Norwegian Wood (1987) is a novel by Haruki Murakami. The first-person narrator, Toru Watanabe, takes a long and very detailed look back on his college years when he was between the ages of 18 and 20 or so. At first I thought the novel was boring, but then the characters started to grow on me, and Murakami's prose becomes hypnotic in a sense, and I often felt like a fly on the wall for the pages of seemingly endless but incredibly natural dialogue. Parts of the story take place in Yotsuya, Shinjuku, Shibuya, Myogadani, Kichijoji, Otsuka and Ebisu, all places I've lived or worked or both, and reading fiction set in real places that I'm familiar with always makes things more interesting.

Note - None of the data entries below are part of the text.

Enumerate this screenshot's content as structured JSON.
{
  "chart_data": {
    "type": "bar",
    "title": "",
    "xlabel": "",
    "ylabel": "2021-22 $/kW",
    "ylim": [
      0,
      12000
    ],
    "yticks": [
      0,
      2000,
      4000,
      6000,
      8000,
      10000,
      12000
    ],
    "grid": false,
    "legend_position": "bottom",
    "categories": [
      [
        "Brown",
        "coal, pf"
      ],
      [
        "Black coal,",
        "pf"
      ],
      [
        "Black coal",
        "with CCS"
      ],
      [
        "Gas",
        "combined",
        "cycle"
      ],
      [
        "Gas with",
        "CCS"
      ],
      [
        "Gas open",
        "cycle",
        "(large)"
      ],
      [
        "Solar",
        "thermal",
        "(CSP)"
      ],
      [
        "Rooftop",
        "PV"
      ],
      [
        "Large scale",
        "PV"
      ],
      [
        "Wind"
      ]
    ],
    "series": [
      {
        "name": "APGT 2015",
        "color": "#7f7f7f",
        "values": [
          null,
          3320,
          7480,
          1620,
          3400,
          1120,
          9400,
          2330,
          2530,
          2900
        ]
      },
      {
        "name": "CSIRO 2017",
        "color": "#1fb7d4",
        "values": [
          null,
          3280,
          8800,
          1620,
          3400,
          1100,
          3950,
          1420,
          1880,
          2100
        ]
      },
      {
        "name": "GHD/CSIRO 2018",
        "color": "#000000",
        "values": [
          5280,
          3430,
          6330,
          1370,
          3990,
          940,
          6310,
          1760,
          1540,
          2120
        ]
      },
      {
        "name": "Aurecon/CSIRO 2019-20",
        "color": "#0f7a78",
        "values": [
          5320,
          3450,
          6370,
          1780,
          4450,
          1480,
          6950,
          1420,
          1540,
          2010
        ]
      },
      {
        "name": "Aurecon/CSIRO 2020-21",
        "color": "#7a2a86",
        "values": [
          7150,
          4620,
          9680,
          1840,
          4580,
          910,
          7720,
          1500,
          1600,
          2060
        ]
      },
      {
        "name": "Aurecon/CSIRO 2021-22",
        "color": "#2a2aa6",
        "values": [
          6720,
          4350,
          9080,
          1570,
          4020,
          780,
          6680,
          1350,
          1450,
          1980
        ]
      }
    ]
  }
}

There is lots of banal dialogue with sudden erotic turns as well. Sex, or talk of sex, just kind of pops up now and then, like in the following exchange between Watanabe and his friend Midori:
“I wonder what ants do on rainy days?” Midori asked.
“No idea,” I said. “They’re hard workers, so they probably spend the day cleaning house or taking inventory.”
“If they work so hard, how come they don’t evolve? They’ve been the same forever.”
“I don’t know,” I said. “Maybe their body structure isn’t suited to evolving—compared with monkeys, say.”
“Hey, Watanabe, there’s a lot of stuff you don’t know. I thought you knew everything.”
“It’s a big world out there,” I said.
“High mountains, deep oceans,” Midori said. She put her hand inside my bathrobe and took hold of my...
Suicide, or giving up on this world, is a big theme too, and three characters off themselves, changing the lives of those (three) who remain to push forward. We're also given the philosophy: “Death is not the opposite of life but an innate part of life.” And, “By living our lives, we nurture death.” The book also reflects the Japanese concept of wabi-sabi, and for all these elements it's a little sad in places.
What's also interesting is we're given a sense that Watanabe is recounting his college years perhaps a decade or two later. We don't know what his life is like in the present, but at least we know he made it, through the cynicism, depression, meaninglessness, and mental problems of friends, and by the end of the novel, his making it is in some ways good enough.